As the most gifted orator of his generation, President Obama finds speechmaking perhaps his most potent political tool. It propelled him to national prominence in 2004 and to the White House in 2008. And whenever he needs to calm economic fears or revive stalled health care legislation, he takes to the lectern.
The Times finds the Democratic party to be a veritable symposium of "gifted orators." Obama's already been called that three times before in the Times, the first instance coming all the way back on March 19, 2006  in a story by Anne Kornblut, before he was even running for president.
Mass. Gov. Deval Patrick joined Obama as a "fellow gifted orator" in a March 27, 2008 story  by Abby Goodnough.
In a March 1, 2009  Times magazine story, Matt Bai said that unlike conservative Republican Newt Gingrich, Obama was a "gifted orator."
In fact, a Nexis and nytimes.com search indicates that no Republican has ever earned the Times' "gifted orator" appellation, not even Ronald Reagan, although the archives are fuzzier pre-1981.
Going back a little, President Bill Clinton was a "gifted orator" in October 1994 , less than a month before he orated the Democrats out of the House of Representatives for the first time in 40 years.
It's no surprise that former New York governor and perpetual Democratic presidential teaser Mario Cuomo was called a "gifted orator " in May 1992.
It may come as more of a surprise that screaming Howard Dean was considered a "gifted orator " in a June 2003 story, again by Matt Bai.
Moving on: Baker wondered if Obama had lost his magic touch and forwarded a familiar comforting argument: That the Democrats who lost last week "had fatal flaws of their own." (Which somehow didn't stop the Times editorial page from endorsing  the fatally flawed Democratic NJ Gov. Jon Corzine anyway.)
But the limits of rhetoric were on display last week when the president could not rescue two foundering candidates in governor's races in New Jersey and Virginia. Has Mr. Obama lost his oratorical touch? Is the magic finally beginning to fade? Does the White House rely too heavily on his skills on the stump to advance his priorities?
It may be too soon to reach such conclusions. The Democrats who lost last week, after all, had fatal flaws all their own. But the results do suggest that Mr. Obama's addresses these days may not resonate quite the way they did. Speeches that once set pulses racing now feel more familiar. And if that remains the case heading into next year, it could make it more difficult for the Democrats' own Great Communicator to promote his program and carry along allies in crucial midterm elections.
Baker even toyed with the idea that Obama's speechmaking was responsible for the popular uprising in Iran after dictator Mahmoud Ahmadinejad won a heavily corrupted election.

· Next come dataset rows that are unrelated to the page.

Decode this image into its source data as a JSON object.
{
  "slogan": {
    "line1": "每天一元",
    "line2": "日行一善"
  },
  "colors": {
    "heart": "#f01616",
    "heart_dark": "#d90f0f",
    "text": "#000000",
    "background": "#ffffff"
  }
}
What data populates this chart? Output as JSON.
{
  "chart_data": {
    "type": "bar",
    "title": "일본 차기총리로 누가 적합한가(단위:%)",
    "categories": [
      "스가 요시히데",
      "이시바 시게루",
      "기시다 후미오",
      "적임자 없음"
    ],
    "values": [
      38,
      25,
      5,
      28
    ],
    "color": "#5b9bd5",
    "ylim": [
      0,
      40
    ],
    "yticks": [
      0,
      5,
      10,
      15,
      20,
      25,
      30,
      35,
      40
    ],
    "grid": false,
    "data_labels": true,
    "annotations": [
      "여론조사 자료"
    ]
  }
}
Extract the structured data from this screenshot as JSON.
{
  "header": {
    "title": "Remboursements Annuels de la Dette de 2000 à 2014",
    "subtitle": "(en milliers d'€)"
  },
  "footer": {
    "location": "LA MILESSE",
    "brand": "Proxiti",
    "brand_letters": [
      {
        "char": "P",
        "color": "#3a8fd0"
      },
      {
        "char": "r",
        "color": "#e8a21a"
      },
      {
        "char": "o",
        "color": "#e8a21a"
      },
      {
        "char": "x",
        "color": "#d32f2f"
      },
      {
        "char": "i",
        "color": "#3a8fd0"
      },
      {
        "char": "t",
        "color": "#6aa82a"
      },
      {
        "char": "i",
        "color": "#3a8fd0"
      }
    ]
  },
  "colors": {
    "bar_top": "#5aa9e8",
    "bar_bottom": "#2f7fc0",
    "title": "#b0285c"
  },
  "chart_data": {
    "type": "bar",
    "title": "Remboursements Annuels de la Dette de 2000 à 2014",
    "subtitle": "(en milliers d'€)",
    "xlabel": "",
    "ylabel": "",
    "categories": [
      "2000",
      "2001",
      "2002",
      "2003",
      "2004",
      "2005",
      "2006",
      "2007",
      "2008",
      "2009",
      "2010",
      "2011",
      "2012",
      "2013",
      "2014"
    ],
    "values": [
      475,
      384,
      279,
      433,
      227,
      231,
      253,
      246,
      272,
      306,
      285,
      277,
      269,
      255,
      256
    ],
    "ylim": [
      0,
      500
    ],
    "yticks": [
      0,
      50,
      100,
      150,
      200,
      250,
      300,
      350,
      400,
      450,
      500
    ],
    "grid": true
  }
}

Unlike Mr. Bush, who recognized his limitations as a public speaker, Mr. Obama and his team have enormous faith in his capacity for communicating with the American people. When he was considering a bailout for the auto industry and advisers warned of a popular backlash, he expressed confidence that he could explain it to the public. After Mr. Obama gave his speech in Cairo reaching out to the Muslim world, some aides argued that the address itself was responsible for Iranians taking to the streets of Tehran to protest a disputed election.
Baker let Obama aides advance that self-serving idea, but left out the inconvenient truth that the administration was mostly silent as the election was stolen, its support for the opposition was muted and reluctant at best. Both the European Union and Britain took a tougher line on the Iranian regime than did Obama, as the Times itself reported in June 2009.